The good news for all of those fiction writers out there who want to jump ship is that there are more areas where fiction and non-fiction writing are more similar than where they’re different. In both you’re telling a story, whether that’s the story of people’s lives, or just the story of a place or thing. In both you’re trying to catch the reader’s imagination, and pocketbook as well. And in both your voice shines through all the rubbish produced by the multitude of hacks and copycats out there today on bookstore shelves everywhere.
- Make it Fun: I write non-fiction on a daily basis, not matter what other things I’m doing or how busy my other pursuits are. I’m constantly writing articles, whether they’re about wonderful places in China or Australia, or product descriptions for knives, pots, and pans. I try to make the writing engaging, entertaining, and factual. I try to make it fun. Anyone can write the same old boring way, and countless millions of people do it everyday through emails, reports, and papers. What separates the drudgery of reading this stuff from the sheer joy of reading good stuff is usually dictated by the style and tone of the writer. Don’t bore the pants of your readers, and always try to keep them guessing.
- Show, Don’t Tell: Let’s get back to that common rule of writing promoted by Mark Twain, “show, don’t tell.” That’s very important in fiction writing, and we see it all the time. “Her breath misted in the air as her nose started to go numb.” Use this same approach in your non-fiction writing. “Vine-encrusted trees leap out at you when you walk through the many dazzling tracks the Lamington National Park has to offer.” Create visual aids for your readers that will take their mind’s eye off of your words and place it on the images you’re describing.
- Outline: The creative process is evident in non-fiction writing just as with its fictional cousin, but it needs to be reigned in a bit more. While you’re free to let your mind wander while writing fiction, letting your creative juices flow down from your Amygdala, into your hands, and out onto the paper, non-fiction writing needs a guide. That’s why outlines are often critical when writing non-fiction, and a wonderful place to start.
Well, to tell you the truth, I hate outlines. But I use them. I don’t like writing them, but I do it. And I’ll often find myself going back to look at them when I feel stuck on my longer non-fiction writing tasks. And outlines are simple way for inexperienced non-fiction writers to quickly begin filling up the pages.

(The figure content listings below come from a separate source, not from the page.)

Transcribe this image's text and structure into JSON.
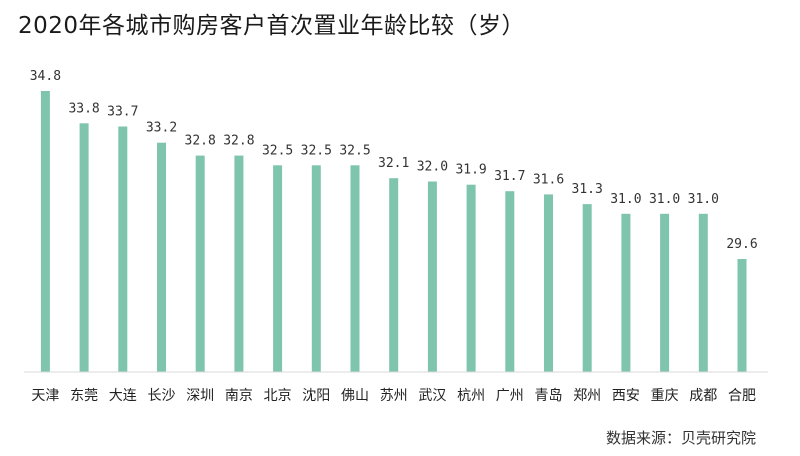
{
  "chart_data": {
    "type": "bar",
    "title": "2020年各城市购房客户首次置业年龄比较（岁）",
    "categories": [
      "天津",
      "东莞",
      "大连",
      "长沙",
      "深圳",
      "南京",
      "北京",
      "沈阳",
      "佛山",
      "苏州",
      "武汉",
      "杭州",
      "广州",
      "青岛",
      "郑州",
      "西安",
      "重庆",
      "成都",
      "合肥"
    ],
    "values": [
      34.8,
      33.8,
      33.7,
      33.2,
      32.8,
      32.8,
      32.5,
      32.5,
      32.5,
      32.1,
      32.0,
      31.9,
      31.7,
      31.6,
      31.3,
      31.0,
      31.0,
      31.0,
      29.6
    ],
    "value_labels": [
      "34.8",
      "33.8",
      "33.7",
      "33.2",
      "32.8",
      "32.8",
      "32.5",
      "32.5",
      "32.5",
      "32.1",
      "32.0",
      "31.9",
      "31.7",
      "31.6",
      "31.3",
      "31.0",
      "31.0",
      "31.0",
      "29.6"
    ],
    "xlabel": "",
    "ylabel": "",
    "ylim": [
      26.0,
      35.5
    ],
    "bar_color": "#7fc4ad",
    "axis_color": "#d9d9d9",
    "grid": false,
    "legend": "none"
  },
  "source": {
    "text": "数据来源：贝壳研究院"
  }
}
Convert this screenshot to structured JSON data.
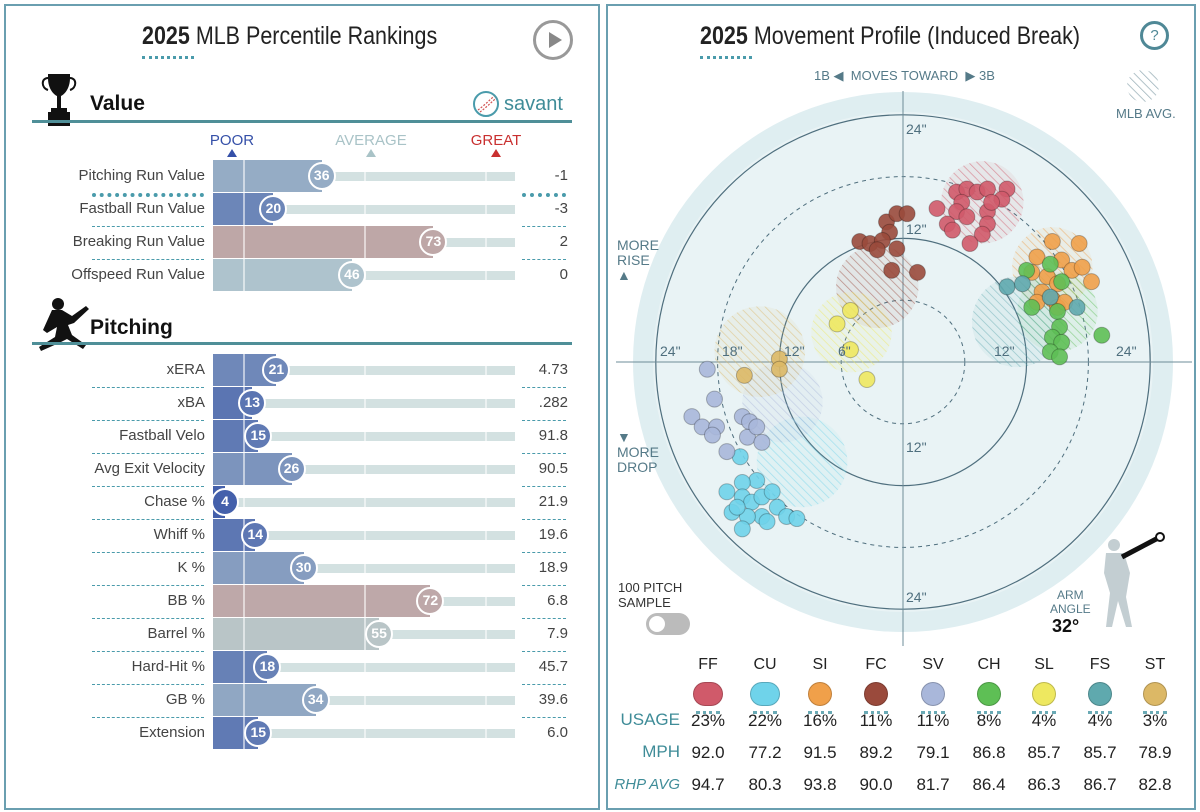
{
  "left": {
    "title_year": "2025",
    "title_rest": "MLB Percentile Rankings",
    "value_section": "Value",
    "pitching_section": "Pitching",
    "brand": "savant",
    "scale": {
      "poor": "POOR",
      "average": "AVERAGE",
      "great": "GREAT"
    },
    "colors": {
      "poor": "#3a56a8",
      "average": "#b8cdd0",
      "great": "#d0352f"
    },
    "value_rows": [
      {
        "label": "Pitching Run Value",
        "percentile": 36,
        "value": "-1"
      },
      {
        "label": "Fastball Run Value",
        "percentile": 20,
        "value": "-3"
      },
      {
        "label": "Breaking Run Value",
        "percentile": 73,
        "value": "2"
      },
      {
        "label": "Offspeed Run Value",
        "percentile": 46,
        "value": "0"
      }
    ],
    "pitching_rows": [
      {
        "label": "xERA",
        "percentile": 21,
        "value": "4.73"
      },
      {
        "label": "xBA",
        "percentile": 13,
        "value": ".282"
      },
      {
        "label": "Fastball Velo",
        "percentile": 15,
        "value": "91.8"
      },
      {
        "label": "Avg Exit Velocity",
        "percentile": 26,
        "value": "90.5"
      },
      {
        "label": "Chase %",
        "percentile": 4,
        "value": "21.9"
      },
      {
        "label": "Whiff %",
        "percentile": 14,
        "value": "19.6"
      },
      {
        "label": "K %",
        "percentile": 30,
        "value": "18.9"
      },
      {
        "label": "BB %",
        "percentile": 72,
        "value": "6.8"
      },
      {
        "label": "Barrel %",
        "percentile": 55,
        "value": "7.9"
      },
      {
        "label": "Hard-Hit %",
        "percentile": 18,
        "value": "45.7"
      },
      {
        "label": "GB %",
        "percentile": 34,
        "value": "39.6"
      },
      {
        "label": "Extension",
        "percentile": 15,
        "value": "6.0"
      }
    ]
  },
  "right": {
    "title_year": "2025",
    "title_rest": "Movement Profile (Induced Break)",
    "help": "?",
    "moves": {
      "left": "1B",
      "middle": "MOVES TOWARD",
      "right": "3B"
    },
    "mlb_avg": "MLB AVG.",
    "more_rise": [
      "MORE",
      "RISE"
    ],
    "more_drop": [
      "MORE",
      "DROP"
    ],
    "sample": [
      "100 PITCH",
      "SAMPLE"
    ],
    "sample_toggle_on": false,
    "arm_angle_label": [
      "ARM",
      "ANGLE"
    ],
    "arm_angle": "32°",
    "axis_labels": {
      "h_left": [
        "24\"",
        "18\"",
        "12\"",
        "6\""
      ],
      "h_right": [
        "12\"",
        "24\""
      ],
      "v_top": [
        "24\"",
        "12\""
      ],
      "v_bottom": [
        "12\"",
        "24\""
      ]
    },
    "row_labels": {
      "usage": "USAGE",
      "mph": "MPH",
      "rhp": "RHP AVG"
    },
    "pitches": [
      {
        "code": "FF",
        "color": "#d05a6a",
        "usage": "23%",
        "mph": "92.0",
        "rhp_avg": "94.7",
        "avg": [
          7.7,
          15.5,
          4
        ],
        "points": [
          [
            3.3,
            14.9
          ],
          [
            5.2,
            16.5
          ],
          [
            6.2,
            16.8
          ],
          [
            7.2,
            16.5
          ],
          [
            8.2,
            16.8
          ],
          [
            10.1,
            16.8
          ],
          [
            9.6,
            15.8
          ],
          [
            5.7,
            15.5
          ],
          [
            5.2,
            14.6
          ],
          [
            6.2,
            14.1
          ],
          [
            8.2,
            14.6
          ],
          [
            8.2,
            13.4
          ],
          [
            7.7,
            12.4
          ],
          [
            6.5,
            11.5
          ],
          [
            4.3,
            13.4
          ],
          [
            4.8,
            12.8
          ],
          [
            8.6,
            15.5
          ]
        ]
      },
      {
        "code": "CU",
        "color": "#6fd3ea",
        "usage": "22%",
        "mph": "77.2",
        "rhp_avg": "80.3",
        "avg": [
          -9.8,
          -9.7,
          4.4
        ],
        "points": [
          [
            -15.8,
            -9.2
          ],
          [
            -14.2,
            -11.5
          ],
          [
            -15.6,
            -11.7
          ],
          [
            -17.1,
            -12.6
          ],
          [
            -15.6,
            -13.1
          ],
          [
            -14.7,
            -13.6
          ],
          [
            -13.7,
            -13.1
          ],
          [
            -12.7,
            -12.6
          ],
          [
            -12.2,
            -14.1
          ],
          [
            -13.7,
            -15.0
          ],
          [
            -15.1,
            -15.0
          ],
          [
            -16.6,
            -14.6
          ],
          [
            -15.6,
            -16.2
          ],
          [
            -11.3,
            -15.0
          ],
          [
            -10.3,
            -15.2
          ],
          [
            -13.2,
            -15.5
          ],
          [
            -16.1,
            -14.1
          ]
        ]
      },
      {
        "code": "SI",
        "color": "#f0a04a",
        "usage": "16%",
        "mph": "91.5",
        "rhp_avg": "93.8",
        "avg": [
          14.5,
          9.2,
          3.9
        ],
        "points": [
          [
            14.5,
            11.7
          ],
          [
            17.1,
            11.5
          ],
          [
            13.0,
            10.2
          ],
          [
            15.4,
            9.9
          ],
          [
            16.4,
            8.9
          ],
          [
            12.5,
            8.7
          ],
          [
            14.0,
            8.3
          ],
          [
            15.0,
            7.6
          ],
          [
            17.4,
            9.2
          ],
          [
            18.3,
            7.8
          ],
          [
            13.5,
            6.8
          ],
          [
            14.5,
            6.1
          ],
          [
            15.0,
            5.3
          ],
          [
            15.7,
            5.8
          ],
          [
            13.0,
            5.8
          ]
        ]
      },
      {
        "code": "FC",
        "color": "#9a4a3c",
        "usage": "11%",
        "mph": "89.2",
        "rhp_avg": "90.0",
        "avg": [
          -2.5,
          7.3,
          4
        ],
        "points": [
          [
            -4.2,
            11.7
          ],
          [
            -3.2,
            11.5
          ],
          [
            -1.6,
            13.6
          ],
          [
            -0.6,
            14.4
          ],
          [
            0.4,
            14.4
          ],
          [
            -1.3,
            12.6
          ],
          [
            -2.0,
            11.8
          ],
          [
            -2.5,
            10.9
          ],
          [
            -0.6,
            11.0
          ],
          [
            -1.1,
            8.9
          ],
          [
            1.4,
            8.7
          ]
        ]
      },
      {
        "code": "SV",
        "color": "#a9b7da",
        "usage": "11%",
        "mph": "79.1",
        "rhp_avg": "81.7",
        "avg": [
          -11.7,
          -3.9,
          3.9
        ],
        "points": [
          [
            -19.0,
            -0.7
          ],
          [
            -18.3,
            -3.6
          ],
          [
            -20.5,
            -5.3
          ],
          [
            -19.5,
            -6.3
          ],
          [
            -18.1,
            -6.3
          ],
          [
            -18.5,
            -7.1
          ],
          [
            -15.6,
            -5.3
          ],
          [
            -14.9,
            -5.8
          ],
          [
            -15.1,
            -7.3
          ],
          [
            -14.2,
            -6.3
          ],
          [
            -13.7,
            -7.8
          ],
          [
            -17.1,
            -8.7
          ]
        ]
      },
      {
        "code": "CH",
        "color": "#5ebf55",
        "usage": "8%",
        "mph": "86.8",
        "rhp_avg": "86.4",
        "avg": [
          15.0,
          4.9,
          3.9
        ],
        "points": [
          [
            12.0,
            8.9
          ],
          [
            14.3,
            9.5
          ],
          [
            15.4,
            7.8
          ],
          [
            15.0,
            4.9
          ],
          [
            15.2,
            3.4
          ],
          [
            14.5,
            2.4
          ],
          [
            15.4,
            1.9
          ],
          [
            14.3,
            1.0
          ],
          [
            15.2,
            0.5
          ],
          [
            19.3,
            2.6
          ],
          [
            12.5,
            5.3
          ]
        ]
      },
      {
        "code": "SL",
        "color": "#eee860",
        "usage": "4%",
        "mph": "85.7",
        "rhp_avg": "86.3",
        "avg": [
          -5.0,
          2.9,
          3.9
        ],
        "points": [
          [
            -5.1,
            5.0
          ],
          [
            -6.4,
            3.7
          ],
          [
            -5.1,
            1.2
          ],
          [
            -3.5,
            -1.7
          ]
        ]
      },
      {
        "code": "FS",
        "color": "#5fa9ae",
        "usage": "4%",
        "mph": "85.7",
        "rhp_avg": "86.7",
        "avg": [
          11.1,
          3.9,
          4.4
        ],
        "points": [
          [
            10.1,
            7.3
          ],
          [
            11.6,
            7.6
          ],
          [
            14.3,
            6.3
          ],
          [
            16.9,
            5.3
          ]
        ]
      },
      {
        "code": "ST",
        "color": "#dcb866",
        "usage": "3%",
        "mph": "78.9",
        "rhp_avg": "82.8",
        "avg": [
          -13.9,
          1.0,
          4.4
        ],
        "points": [
          [
            -12.0,
            0.3
          ],
          [
            -12.0,
            -0.7
          ],
          [
            -15.4,
            -1.3
          ]
        ]
      }
    ]
  }
}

When you write in outline format, you’ll be dictating what your paragraph topics are about. Once you have a few words or sentence for each, expand further. Try to make one paragraph for each point, and by all means, do more if you can. Make further subheadings within your outline when an idea strikes, and just let whatever’s inside of you pour out.
Now go up and clear all of your formatting from MS Word and look at your work. If you’ve do it right, your outline is now a lot of text blocks, that, when properly formatted, will be a nearly complete non-fiction paper. Now all you have to do is smooth the edges with some proper nouns, statistics, and facts. Slap on your opening and closing paragraphs, give it a good title, and voila! your done. Wow, non-fiction writing’s pretty easy after all!